SPRING HILL — Running a high school football team is like running a small business. Until you’ve done it, Springstead coach Mike Garofano said, you won’t understand.
This is Garofano’s first year as head coach of the Eagles, and he has already had an enviable season. Springstead is the only North Suncoast team still alive in the postseason.
It’s the third time in seven playoff appearances that the Eagles have progressed past the first round.
“It’s a long grind of a season,” Garofano said. “It’s why you work in the offseason.”
The Eagles’ region quarterfinal win against Citrus, 21-6, was a dramatic turnaround. The Hurricanes had hosted Springstead for the first game of the regular season, which Citrus won 42-14.
Garofano said his team was intimidated in that first matchup, but it gave them a rare opportunity. The players’ study of game tape spurred them to improvement and kicked off a 10-game win streak.
The Eagles were lucky, Garofano said, that their first playoff opponent was a team they’d studied so closely. Their decisive win proved their spot in postseason play wasn’t a fluke.
Tonight’s game with Gainesville is a difficult matchup to predict. The teams’ only common foes are Citrus and Sunlake, with both notching wins against those teams.
The key for the Eagles, Garofano said, will be to hold onto the ball and not give up turnovers, as the Eagles did against Citrus in Week 1. He hopes his defense will repeat the stellar performance that kept Citrus out of the end zone on offense (James Pouncey scored on an 81-yard kickoff return).
It was a proud moment for Springstead, especially with a first-year coach. But Garofano isn’t new to the game or this team. He was the Eagles’ defensive coordinator for 10 years before his promotion, and he has been coaching since he was in college.
Garofano, a 1993 Springstead graduate, was an outside linebacker at Culver-Stockton College in Missouri. He knew he wanted to go into coaching after he was done playing so he studied physical education and health in order to teach at the high school level.
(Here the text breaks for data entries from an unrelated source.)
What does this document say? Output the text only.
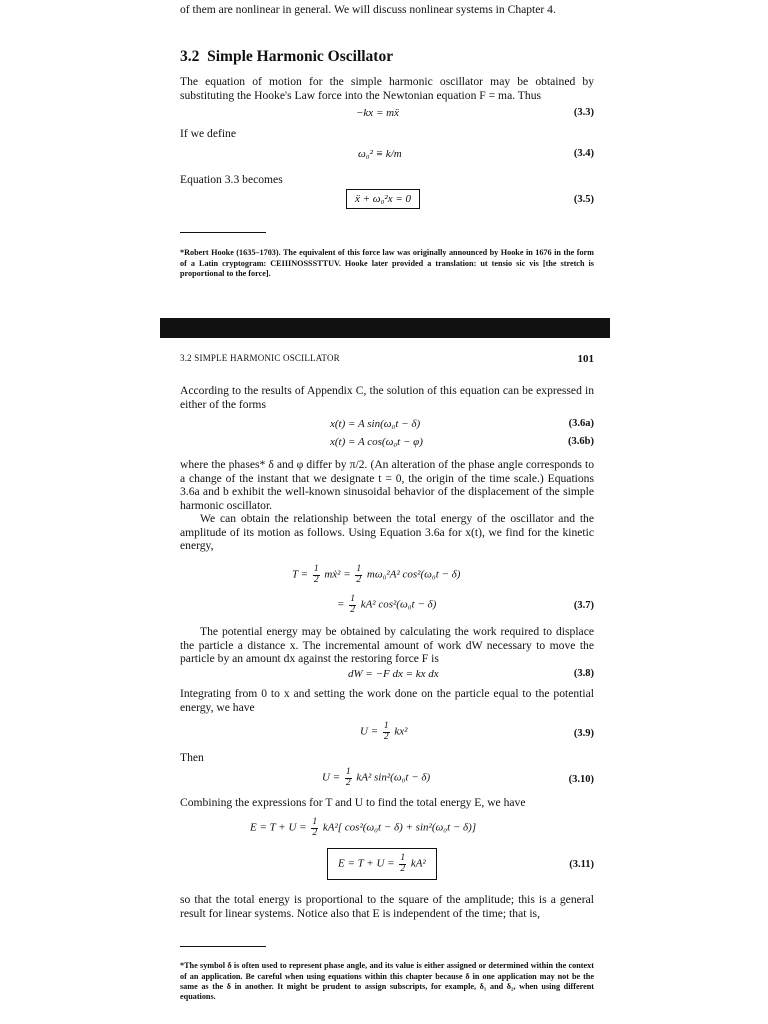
of them are nonlinear in general. We will discuss nonlinear systems in Chapter 4.

3.2 Simple Harmonic Oscillator

The equation of motion for the simple harmonic oscillator may be obtained by substituting the Hooke's Law force into the Newtonian equation F = ma. Thus

−kx = mẍ	(3.3)

If we define

ω₀² ≡ k/m	(3.4)

Equation 3.3 becomes

ẍ + ω₀²x = 0	(3.5)

*Robert Hooke (1635–1703). The equivalent of this force law was originally announced by Hooke in 1676 in the form of a Latin cryptogram: CEIIINOSSSTTUV. Hooke later provided a translation: ut tensio sic vis [the stretch is proportional to the force].

3.2 SIMPLE HARMONIC OSCILLATOR	101

According to the results of Appendix C, the solution of this equation can be expressed in either of the forms

x(t) = A sin(ω₀t − δ)	(3.6a)
x(t) = A cos(ω₀t − φ)	(3.6b)

where the phases* δ and φ differ by π/2. (An alteration of the phase angle corresponds to a change of the instant that we designate t = 0, the origin of the time scale.) Equations 3.6a and b exhibit the well-known sinusoidal behavior of the displacement of the simple harmonic oscillator.

We can obtain the relationship between the total energy of the oscillator and the amplitude of its motion as follows. Using Equation 3.6a for x(t), we find for the kinetic energy,

$T = \frac{1}{2}$ mẋ² = $\frac{1}{2} m\omega_0^2A^2$ cos²(ω₀t − δ)
= $\frac{1}{2} kA^2$ cos²(ω₀t − δ)	(3.7)

The potential energy may be obtained by calculating the work required to displace the particle a distance x. The incremental amount of work dW necessary to move the particle by an amount dx against the restoring force F is

dW = −F dx = kx dx	(3.8)

Integrating from 0 to x and setting the work done on the particle equal to the potential energy, we have

$U = \frac{1}{2} kx^2$	(3.9)

Then

$U = \frac{1}{2} kA^2$ sin²(ω₀t − δ)	(3.10)

Combining the expressions for T and U to find the total energy E, we have

$E = T + U = \frac{1}{2} kA^2$[ cos²(ω₀t − δ) + sin²(ω₀t − δ)]
$E = T + U = \frac{1}{2} kA^2$	(3.11)

so that the total energy is proportional to the square of the amplitude; this is a general result for linear systems. Notice also that E is independent of the time; that is,

*The symbol δ is often used to represent phase angle, and its value is either assigned or determined within the context of an application. Be careful when using equations within this chapter because δ in one application may not be the same as the δ in another. It might be prudent to assign subscripts, for example, δ₁ and δ₂, when using different equations.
Though used to the game, the head coaching position is completely different, he said. In addition to training players and perfecting strategy, Garofano knows he’s a role model and disciplinarian, and he has to raise funds for the group.
“Nothing quite prepares you for this,” he said.
Garofano knows football is only part of what he does as coach, and he seeks outside help for the rest of his duties. Every Thursday, the team goes to Christian Church in the Wildwood for a group meal and a message from the church.
The meal is the best Garofano will get all week, he said, but it’s more than food. The message is part of the coaches’ goal to build character through athletics and fellowship.
“We’re trying to turn these boys into men,” he said with a chuckle, “and release them into the wild.”
Gainesville (9-2) at Springstead (10-1)
Last week: Gainesville beat Sunlake 17-14; Springstead beat Citrus 21-6
Story line: These teams last met in 2010 in the same round, but personnel on the rosters and sidelines have changed. The Eagles, under the direction of first-year coach Mike Garofano, have reeled off 10 straight wins since a season-opening loss to Citrus. The Hurricanes, under first-year coach Mark Latsko, opened and closed the regular season with losses, but gave up just 11 points on average in the nine wins.
Mary Kenney: Springstead 21-14. I didn’t expect the Eagles’ tight defense to shut down Citrus last week, and I won’t overlook them a second time. Gainesville won’t be able to catch up to the Eagles’ powerful running game.
Derek J. LaRiviere: Springstead 24-20. The Hurricanes haven’t seen an offensive attack with the precision of the Eagles’ read-option behind Mahla. Gainesville, which admits to leaning more on the defense this season after the graduation of several key cogs on a balanced offense, won’t have the same success against a stout Springstead front.